2007 Nissan Altima Hybrid Specs

  • 158 HP 2.5 liter 4 cylinder engine
  • 40 HP electric motor
  • $2,350 federal tax credit ( * Subject to change )
  • EPA Says : 41 MPG city , 35 MPG highway

2007 Nissan Altima Hybrid Reviews

The Detroit News reviews the 2007 Nissan Altima Hybrid and writes – ‘As for fuel economy, the hybrid’s official numbers are 41 city, 36 highway — or about 25 percent better than the four-cylinder Altima (26/34 mpg). While pricing won’t be announced until late January, close to the time the vehicle goes on sale, the base Altima hybrid should come in around $25,500. (Because it’s a loss-leader proposition anyway, it’s only a matter of how much the company wants to eat on each unit.) A car like our all-in tester — with navigation, rearview camera, leather and wood, satellite radio with Bose sound system and a slew of other conveniences and amenities — would likely run about $32,000.’

Cnet has up a quick video overview of the 2007 Nissan Altima Hybrid.

The Truth about Cars reviews the 2007 Nissan Altima Hybrid and writes – ‘The Hybrid’s accelerative performance doesn’t drip adrenaline either, but that’s expected in a car designed for thrift. As in its other applications, Toyota’s parallel hybrid drivetrain allows you to whoosh around slowly on electric power alone— or keep up with traffic, the gas engine phasing in and out with mild shudders. Brisk moves are accompanied by a strident, hollow drone from Nissan’s 2.5-liter, 162 horsepower four, but at least they’re on the menu.’

It sounds like TTAC doesn’t really get what the Altima Hybrid is about – gas mileage.

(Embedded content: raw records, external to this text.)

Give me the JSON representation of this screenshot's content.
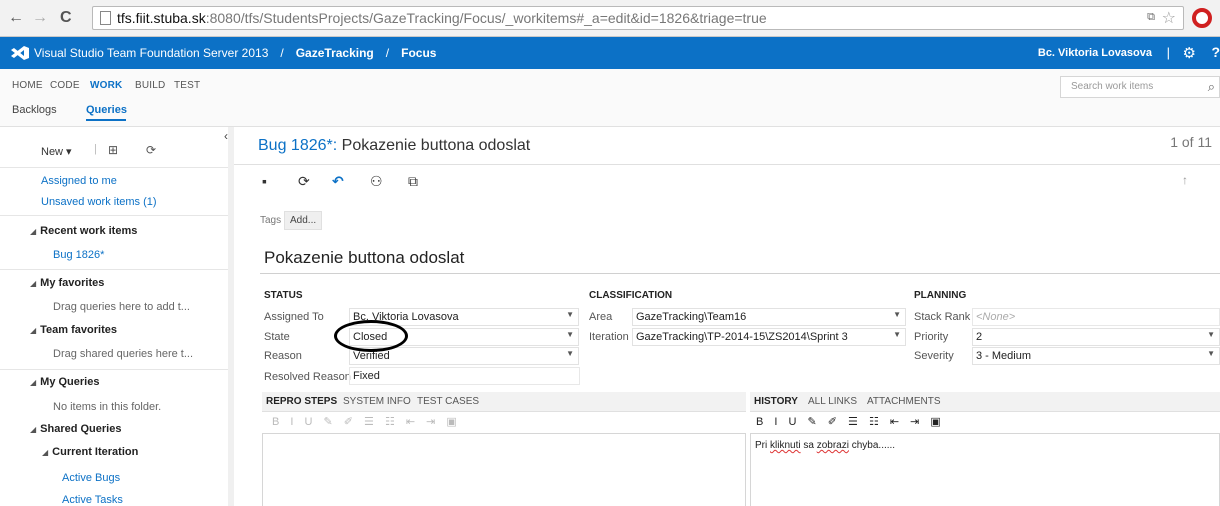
{
  "browser": {
    "back": "←",
    "forward": "→",
    "reload": "C",
    "url_host": "tfs.fiit.stuba.sk",
    "url_rest": ":8080/tfs/StudentsProjects/GazeTracking/Focus/_workitems#_a=edit&id=1826&triage=true"
  },
  "header": {
    "product": "Visual Studio Team Foundation Server 2013",
    "separator": "/",
    "project": "GazeTracking",
    "team": "Focus",
    "user": "Bc. Viktoria Lovasova",
    "pipe": "|",
    "help": "?"
  },
  "topnav": {
    "items": [
      "HOME",
      "CODE",
      "WORK",
      "BUILD",
      "TEST"
    ],
    "sub": [
      "Backlogs",
      "Queries"
    ],
    "search_placeholder": "Search work items"
  },
  "left": {
    "new_label": "New ▾",
    "assigned_to_me": "Assigned to me",
    "unsaved": "Unsaved work items (1)",
    "recent_header": "Recent work items",
    "recent_item": "Bug 1826*",
    "favorites_header": "My favorites",
    "favorites_hint": "Drag queries here to add t...",
    "team_fav_header": "Team favorites",
    "team_fav_hint": "Drag shared queries here t...",
    "my_queries_header": "My Queries",
    "my_queries_empty": "No items in this folder.",
    "shared_header": "Shared Queries",
    "current_iter_header": "Current Iteration",
    "active_bugs": "Active Bugs",
    "active_tasks": "Active Tasks"
  },
  "workitem": {
    "id_label": "Bug 1826*:",
    "title": "Pokazenie buttona odoslat",
    "page_count": "1 of 11",
    "tags_label": "Tags",
    "add_tag": "Add...",
    "summary": "Pokazenie buttona odoslat"
  },
  "status": {
    "header": "STATUS",
    "assigned_label": "Assigned To",
    "assigned_value": "Bc. Viktoria Lovasova",
    "state_label": "State",
    "state_value": "Closed",
    "reason_label": "Reason",
    "reason_value": "Verified",
    "resolved_label": "Resolved Reason",
    "resolved_value": "Fixed"
  },
  "classification": {
    "header": "CLASSIFICATION",
    "area_label": "Area",
    "area_value": "GazeTracking\\Team16",
    "iteration_label": "Iteration",
    "iteration_value": "GazeTracking\\TP-2014-15\\ZS2014\\Sprint 3"
  },
  "planning": {
    "header": "PLANNING",
    "stack_label": "Stack Rank",
    "stack_value": "<None>",
    "priority_label": "Priority",
    "priority_value": "2",
    "severity_label": "Severity",
    "severity_value": "3 - Medium"
  },
  "tabs_left": [
    "REPRO STEPS",
    "SYSTEM INFO",
    "TEST CASES"
  ],
  "tabs_right": [
    "HISTORY",
    "ALL LINKS",
    "ATTACHMENTS"
  ],
  "rte_toolbar": "B I U ✎ ✐ ☰ ☷ ⇤ ⇥ ▣",
  "history": {
    "before": "Pri ",
    "w1": "kliknuti",
    "mid": " sa ",
    "w2": "zobrazi",
    "after": " chyba......"
  },
  "colors": {
    "accent": "#0c71c6",
    "header_bg": "#0c71c6"
  }
}
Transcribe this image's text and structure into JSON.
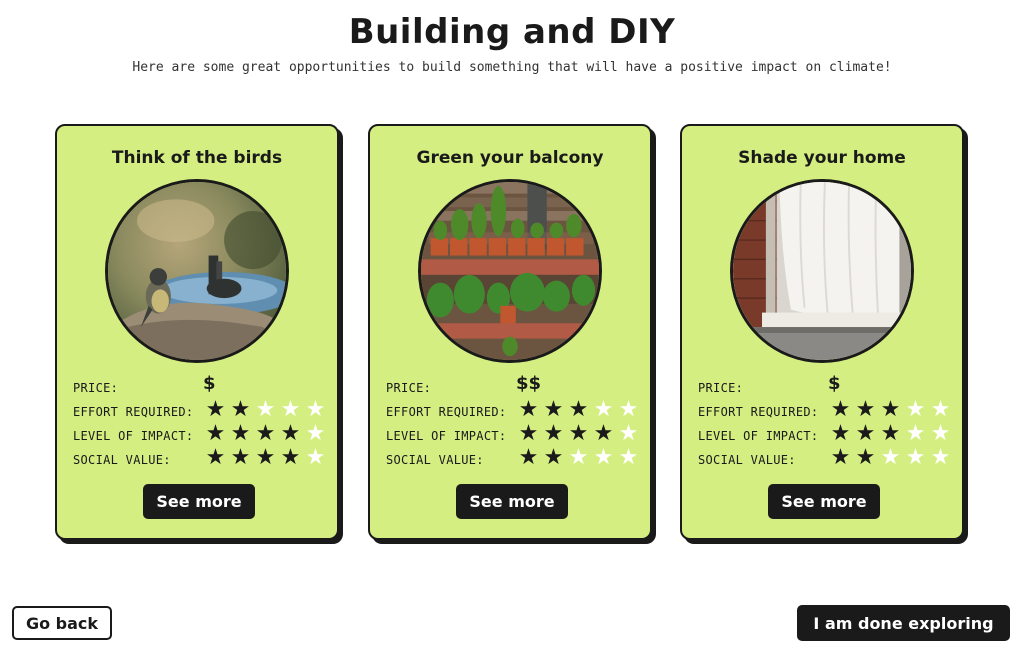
{
  "page": {
    "title": "Building and DIY",
    "subtitle": "Here are some great opportunities to build something that will have a positive impact on climate!"
  },
  "labels": {
    "price": "PRICE:",
    "effort": "EFFORT REQUIRED:",
    "impact": "LEVEL OF IMPACT:",
    "social": "SOCIAL VALUE:"
  },
  "cards": [
    {
      "title": "Think of the birds",
      "image": "bird-bath-photo",
      "price": "$",
      "effort": 2,
      "impact": 4,
      "social": 4,
      "button": "See more"
    },
    {
      "title": "Green your balcony",
      "image": "balcony-plants-photo",
      "price": "$$",
      "effort": 3,
      "impact": 4,
      "social": 2,
      "button": "See more"
    },
    {
      "title": "Shade your home",
      "image": "window-curtain-photo",
      "price": "$",
      "effort": 3,
      "impact": 3,
      "social": 2,
      "button": "See more"
    }
  ],
  "star_max": 5,
  "footer": {
    "back_label": "Go back",
    "done_label": "I am done exploring"
  },
  "colors": {
    "card_bg": "#d4ee82",
    "ink": "#1a1a1a",
    "star_off": "#ffffff"
  }
}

Handling and acceleration are secondary thoughts when designing a hybrid vehicle, and the Altima is no different.

Motor Trend reviews the 2007 Nissan Altima Hybrid and writes – ‘We’ve driven it in early engineering prototype form and can tell you right now: It has the makings of a worthy product. The goals are near-V-6 levels of performance out of a four-cylinder engine, along with miserly fuel consumption and a Sierra Club-friendly emissions rating. Nissan starts with its own 2.5-liter gas-powered I-4; the assisting electric motor gives it more oomph and also serves as the starter.’

Automobile Mag reviews the 2007 Nissan Altima Hybrid and writes – ‘The Altima’s chassis is compliant on smooth, winding roads, but with an extra 306 pounds of hybrid equipment to carry, the suspension stumbles over rough pavement and sometimes floats on the freeway. After some initial harshness at low speeds, the engine and the electric motors work in harmony with the slick, silent, planetary-type CVT, culminating in a surge of impressive passing power.’

Autobytel reviews the 2007 Nissan Altima Hybrid and writes – ‘Licensing Toyota technology for the Altima Hybrid was a good cost-saving idea, but the execution is lacking. This hybrid feels unrefined, with abrupt transitions between all-electric and dual power modes, and I frequently found myself gently accelerating when moments before I had been at a steady cruise. The rest of the car is good, a notable step up from the previous Altima, but Ghosn should either commit to or quit the hybrid game.’